Someone posting on Freedom to Tinker as Neo said a similar thing to Greg Yardley's post that my bot blocking endeavors are going to stop tinkerers and end innovation on the web which is patently untrue.
The only thing my bot blocker is going to do is allow any webmasters, even non-technical neophytes, to have easy access to the tools that allow them to monitor and control access to their sites that is both easy to understand and administer. No more cryptic crap. The software will show them what's accessing their site so they can make informed decisions about what should crawl or what shouldn't crawl. That's what it's all about, knowledge, as knowledge is power and gives the webmaster the upper hand.
I'm not the only one blocking everything either as Brett Tabke of WebmasterWorld blocked everything from crawling for a while just to see what was bouncing off his firewall. What Brett decided to do was just require logins from people coming from bad internet neighborhoods. Since most websites don't have logins and subscriptions, my solution was to use captchas when bad behavior happens.

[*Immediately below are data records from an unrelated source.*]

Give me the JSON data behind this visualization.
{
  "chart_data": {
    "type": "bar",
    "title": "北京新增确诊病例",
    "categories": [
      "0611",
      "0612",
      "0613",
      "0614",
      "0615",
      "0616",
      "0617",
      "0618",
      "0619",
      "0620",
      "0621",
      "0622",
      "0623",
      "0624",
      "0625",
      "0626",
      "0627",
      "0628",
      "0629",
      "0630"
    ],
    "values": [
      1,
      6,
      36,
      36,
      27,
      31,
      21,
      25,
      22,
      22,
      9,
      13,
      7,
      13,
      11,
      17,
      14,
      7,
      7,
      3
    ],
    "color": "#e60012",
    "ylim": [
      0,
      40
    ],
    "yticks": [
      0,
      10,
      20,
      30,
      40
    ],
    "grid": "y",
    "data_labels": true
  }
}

Yes, I'll admit I'm on a tear and block everything under the sun but I have a real purpose in my madness which is feeding bread crumbs to the rest of the creepy crawlers hitting my site so I know who they are, where they came from and where the content appears when it's indexed by search engines.
However, I don't intend on enforcing my particular brand of blocking on everyone that decides to use my bot blocker as one size doesn't fit all. The software has lots of options that the webmaster can set, and assuming the webmaster checks his control panel now and then, shows the webmaster what new things are on the web and allows them to grant access or be denied.

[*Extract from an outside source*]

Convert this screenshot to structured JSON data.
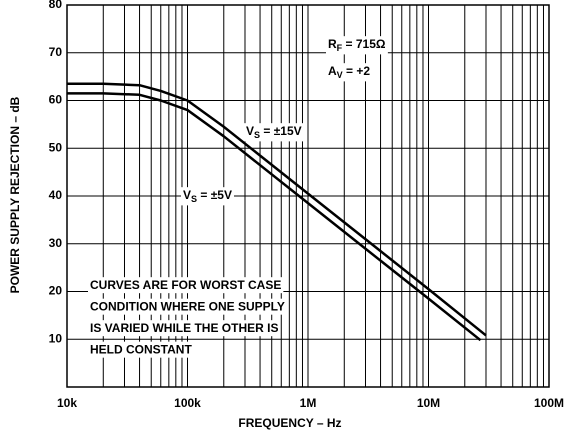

I don't foresee my bot blocker causing Neo's or Yardley's apocalyptic view of the web whatsoever but I do foresee the following changes:
- New bots and people tinkering might just have to ask permission first to the network of bot blockers to get access, not a big deal and easily done.
- Sloppy bots will go away or be fixed when they get stopped doing dumb things.
- User agents will be unique per site or software, no more Java/1.5.0_03 so they can either learn how to set the UA or stay off the net.
- Good scrapers that scrape for directories, that actually provide real links to sites, will need to identify themselves or go away.
- Bad scrapers will be in serious jeopardy as the scraping noose closes.
It's just the bottom feeding scrapers and spammers that will be in serious trouble and we may see botnets emerge to do the bidding of the nastiest of the crawlers.
OOOPS!
Too late, botnets already exist and other groups are actively fighting the botnets.
So what am I missing that bot blocking technology will cause?
Oh yes, the return of MANNERS, COURTESY and RESPECT FOR COPYRIGHT which means asking permission, being OPT-IN, not just taking what you want regardless of the webmasters's wishes.
When you ask to crawl my site it's a business arrangement, you want to build a business and ask MY PERMISSION to be included in your business.
This is how it works in the real world.
If you want to do business with someone you have to ask first
It would appear that many think that respect and courtesy is something that's not part of the Internet and the entitlement to content just because it's on a PUBLIC NETWORK is flat wrong.
Walmart is technically a public place, anyone can just walk in the door, and if you walked into Walmart and do what most scrapers do on the web they would call the cops and haul your ass off to jail. Before you respond that Walmart is a private company, even the Public Library frowns on people doing what scrapers do and they have signs posted above copying machines warning you about copyright and you can only copy small quantities for personal use only.
I'm just giving webmasters the same control Walmart has:
NO SHIRT. NO SHOES. NO SERVICE.
Pretty simple.
The webmasters will be able to control their site as much as technology allows. If we get to the point that Neo suggests where every visitor has to enter a captcha before they can access any website, I suspect some legislation will possibly occur that will make crawling without permission an offense and the Australians are already working on legislation which is flawed, but they are heading in that direction.
I'm just making the tool, not telling people how to implement it.
The choice is up to the internet, webmasters and politicians how this all plays out, not me.